HPCProSol (Next-generation HPC PROblems and SOLutions) is a joint team (équipe associée) between Inria, in France, and the National Laboratory for Scientific Computing (LNCC), in Brazil. It started at the beginning of 2021 and ended in December 2023.

Other contributing institutions are: University of Bordeaux, LaBRI, CNRS, University of Grenoble Alpes, and LIG.

Motivation

High performance computing (HPC) architectures, the supercomputers, were conceived to efficiently run the traditional HPC applications: numerical simulations. However, in the context of the convergence between HPC and big data, their workload is becoming more heterogeneous and the notion of scientific application is evolving into a scientific workflow, composed of cpu-intensive and data-intensive tasks. This evolution characterizes the new HPC workload, which is expected to bring new challenges and accentuate existing ones.

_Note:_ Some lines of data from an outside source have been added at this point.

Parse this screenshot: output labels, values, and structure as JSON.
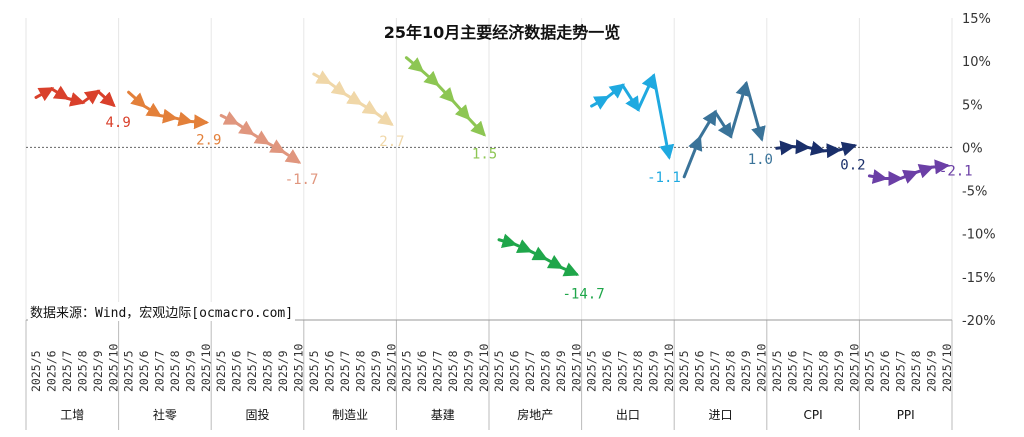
{
  "chart_data": {
    "type": "line",
    "title": "25年10月主要经济数据走势一览",
    "source": "数据来源：Wind，宏观边际[ocmacro.com]",
    "ylim": [
      -20,
      15
    ],
    "yticks": [
      "15%",
      "10%",
      "5%",
      "0%",
      "-5%",
      "-10%",
      "-15%",
      "-20%"
    ],
    "ytick_values": [
      15,
      10,
      5,
      0,
      -5,
      -10,
      -15,
      -20
    ],
    "x_per_group": [
      "2025/5",
      "2025/6",
      "2025/7",
      "2025/8",
      "2025/9",
      "2025/10"
    ],
    "series": [
      {
        "name": "工增",
        "color": "#d9402b",
        "values": [
          5.8,
          6.8,
          5.7,
          5.2,
          6.5,
          4.9
        ],
        "last_label": "4.9"
      },
      {
        "name": "社零",
        "color": "#e3803a",
        "values": [
          6.4,
          4.8,
          3.7,
          3.4,
          3.0,
          2.9
        ],
        "last_label": "2.9"
      },
      {
        "name": "固投",
        "color": "#e0967e",
        "values": [
          3.7,
          2.8,
          1.6,
          0.5,
          -0.5,
          -1.7
        ],
        "last_label": "-1.7"
      },
      {
        "name": "制造业",
        "color": "#f0d7a8",
        "values": [
          8.5,
          7.5,
          6.2,
          5.1,
          4.0,
          2.7
        ],
        "last_label": "2.7"
      },
      {
        "name": "基建",
        "color": "#8dc653",
        "values": [
          10.4,
          8.9,
          7.3,
          5.4,
          3.4,
          1.5
        ],
        "last_label": "1.5"
      },
      {
        "name": "房地产",
        "color": "#1fa64a",
        "values": [
          -10.7,
          -11.2,
          -12.0,
          -12.9,
          -13.9,
          -14.7
        ],
        "last_label": "-14.7"
      },
      {
        "name": "出口",
        "color": "#1fa9e0",
        "values": [
          4.8,
          5.8,
          7.2,
          4.4,
          8.3,
          -1.1
        ],
        "last_label": "-1.1"
      },
      {
        "name": "进口",
        "color": "#3a7399",
        "values": [
          -3.4,
          1.1,
          4.1,
          1.3,
          7.4,
          1.0
        ],
        "last_label": "1.0"
      },
      {
        "name": "CPI",
        "color": "#1a2f6a",
        "values": [
          -0.1,
          0.1,
          0.0,
          -0.4,
          -0.3,
          0.2
        ],
        "last_label": "0.2"
      },
      {
        "name": "PPI",
        "color": "#6b3fa6",
        "values": [
          -3.3,
          -3.6,
          -3.6,
          -2.9,
          -2.3,
          -2.1
        ],
        "last_label": "-2.1"
      }
    ],
    "grid": false,
    "zero_line": "dashed"
  }
}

• Efficient application execution becomes more challenging due to a mismatch between systems and applications. New applications include new methods, libraries, and runtime systems that may not have been properly optimized to the supercomputer, leading to problems such as load imbalance and poor communication performance.
• Supercomputers’ resources are arbitrated between applications using as little information as the number of CPUs and the estimated execution time, which potentially wastes resources that are unused at different moments during application execution.
• Although running on independent nodes, concurrent applications still share the network and I/O infrastructures, which means they can interfere with each other non-uniformly.

Research goals

This project’s main goal is to study and characterize the new HPC workload, represented by a set of scientific applications that are important to the LNCC because they are representative of its Santos Dumont machine’s workload. This generated knowledge will guide the proposal of monitoring and profiling techniques for applications, and the design of new coordination mechanisms to arbitrate resources in HPC environments.

We are interested in evaluating and improving individual applications’ performance, but also on using this study to provide a better understanding of how performance is impacted by aspects such as interference. Moreover, we want to identify metrics that can be used to predict performance and deviations from the applications’ expected behaviors, specially at run time.